New effort will help get Naloxone into communities, increase training, and broaden access to drug.

Mobilize Recovery
/March 16, 2024

The White House has launched a nationwide call-to-action to save lives from opioid overdoses -- an election year effort to tackle the opioid crisis.

In its Wednesday announcement, the Biden-Harris Administration said it hopes the new effort will help get Naloxone, a drug meant to reverse opioid overdose, into as many communities as possible, increase training and broaden access to the drug.

"We really want to make sure that we're flooding the zone with Naloxone, where appropriate, to ensure that everyone who needs it can get access," White House Domestic Policy Advisor Neera Tanden said on a call with reporters.

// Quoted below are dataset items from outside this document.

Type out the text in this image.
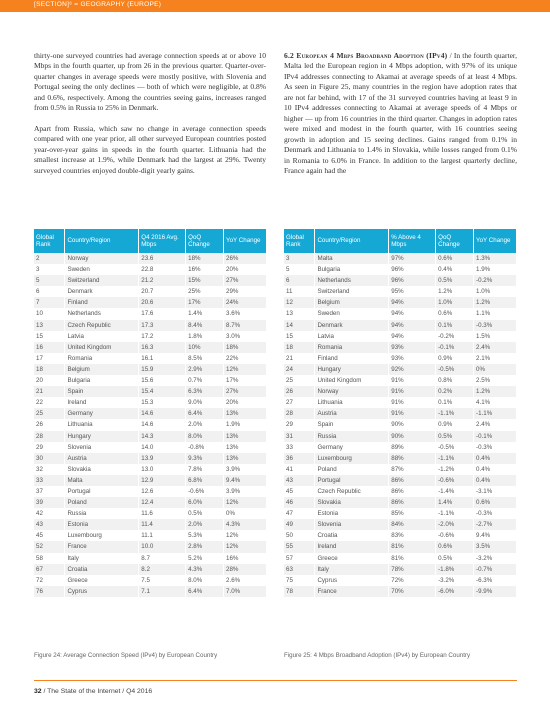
[SECTION]⁶ = GEOGRAPHY (EUROPE)

thirty-one surveyed countries had average connection speeds at or above 10 Mbps in the fourth quarter, up from 26 in the previous quarter. Quarter-over-quarter changes in average speeds were mostly positive, with Slovenia and Portugal seeing the only declines — both of which were negligible, at 0.8% and 0.6%, respectively. Among the countries seeing gains, increases ranged from 0.5% in Russia to 25% in Denmark.

Apart from Russia, which saw no change in average connection speeds compared with one year prior, all other surveyed European countries posted year-over-year gains in speeds in the fourth quarter. Lithuania had the smallest increase at 1.9%, while Denmark had the largest at 29%. Twenty surveyed countries enjoyed double-digit yearly gains.

6.2 European 4 Mbps Broadband Adoption (IPv4) / In the fourth quarter, Malta led the European region in 4 Mbps adoption, with 97% of its unique IPv4 addresses connecting to Akamai at average speeds of at least 4 Mbps. As seen in Figure 25, many countries in the region have adoption rates that are not far behind, with 17 of the 31 surveyed countries having at least 9 in 10 IPv4 addresses connecting to Akamai at average speeds of 4 Mbps or higher — up from 16 countries in the third quarter. Changes in adoption rates were mixed and modest in the fourth quarter, with 16 countries seeing growth in adoption and 15 seeing declines. Gains ranged from 0.1% in Denmark and Lithuania to 1.4% in Slovakia, while losses ranged from 0.1% in Romania to 6.0% in France. In addition to the largest quarterly decline, France again had the

Global Rank	Country/Region	Q4 2016 Avg. Mbps	QoQ Change	YoY Change
2	Norway	23.6	18%	26%
3	Sweden	22.8	16%	20%
5	Switzerland	21.2	15%	27%
6	Denmark	20.7	25%	29%
7	Finland	20.6	17%	24%
10	Netherlands	17.6	1.4%	3.6%
13	Czech Republic	17.3	8.4%	8.7%
15	Latvia	17.2	1.8%	3.0%
16	United Kingdom	16.3	10%	18%
17	Romania	16.1	8.5%	22%
18	Belgium	15.9	2.9%	12%
20	Bulgaria	15.6	0.7%	17%
21	Spain	15.4	6.3%	27%
22	Ireland	15.3	9.0%	20%
25	Germany	14.6	6.4%	13%
26	Lithuania	14.6	2.0%	1.9%
28	Hungary	14.3	8.0%	13%
29	Slovenia	14.0	-0.8%	13%
30	Austria	13.9	9.3%	13%
32	Slovakia	13.0	7.8%	3.9%
33	Malta	12.9	6.8%	9.4%
37	Portugal	12.6	-0.6%	3.9%
39	Poland	12.4	6.0%	12%
42	Russia	11.6	0.5%	0%
43	Estonia	11.4	2.0%	4.3%
45	Luxembourg	11.1	5.3%	12%
52	France	10.0	2.8%	12%
58	Italy	8.7	5.2%	16%
67	Croatia	8.2	4.3%	28%
72	Greece	7.5	8.0%	2.6%
76	Cyprus	7.1	6.4%	7.0%
Figure 24: Average Connection Speed (IPv4) by European Country
Global Rank	Country/Region	% Above 4 Mbps	QoQ Change	YoY Change
3	Malta	97%	0.6%	1.3%
5	Bulgaria	96%	0.4%	1.9%
6	Netherlands	96%	0.5%	-0.2%
11	Switzerland	95%	1.2%	1.0%
12	Belgium	94%	1.0%	1.2%
13	Sweden	94%	0.6%	1.1%
14	Denmark	94%	0.1%	-0.3%
15	Latvia	94%	-0.2%	1.5%
18	Romania	93%	-0.1%	2.4%
21	Finland	93%	0.9%	2.1%
24	Hungary	92%	-0.5%	0%
25	United Kingdom	91%	0.8%	2.5%
26	Norway	91%	0.2%	1.2%
27	Lithuania	91%	0.1%	4.1%
28	Austria	91%	-1.1%	-1.1%
29	Spain	90%	0.9%	2.4%
31	Russia	90%	0.5%	-0.1%
33	Germany	89%	-0.5%	-0.3%
36	Luxembourg	88%	-1.1%	0.4%
41	Poland	87%	-1.2%	0.4%
43	Portugal	86%	-0.6%	0.4%
45	Czech Republic	86%	-1.4%	-3.1%
46	Slovakia	86%	1.4%	0.6%
47	Estonia	85%	-1.1%	-0.3%
49	Slovenia	84%	-2.0%	-2.7%
50	Croatia	83%	-0.6%	9.4%
55	Ireland	81%	0.6%	3.5%
57	Greece	81%	0.5%	-3.2%
63	Italy	78%	-1.8%	-0.7%
75	Cyprus	72%	-3.2%	-6.3%
78	France	70%	-6.0%	-9.9%
Figure 25: 4 Mbps Broadband Adoption (IPv4) by European Country
32 / The State of the Internet / Q4 2016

The administration said it is encouraging businesses and organizations to join the effort, train their employees and make Naloxone readily available to both customers and employees in their community.

More than 100,000 people died from an overdose in 2023, according to the Centers for Disease Control and Prevention. Last year for the first time, the Food and Drug Administration approved two Naloxone nasal sprays for over-the-counter use.

With funding from the Department of Health and Human Services, the administration has delivered free life saving medications across the country preventing more than 600,000 overdose deaths and delivered nearly 10 million Naloxone kits, Tanden said.

A senior administration official said what they've done so far is "not nearly enough" and hope this call-to-action will help save even more lives.

"We're committed to working with communities and those who sign up through this challenge to identify the resources necessary to be able to deliver those Naloxone kits," a senior official said.

"But we're also hoping that members of the private sector community can step up and do their part and help provide avenues to ensure access to their workforce and to their communities to keep people safe."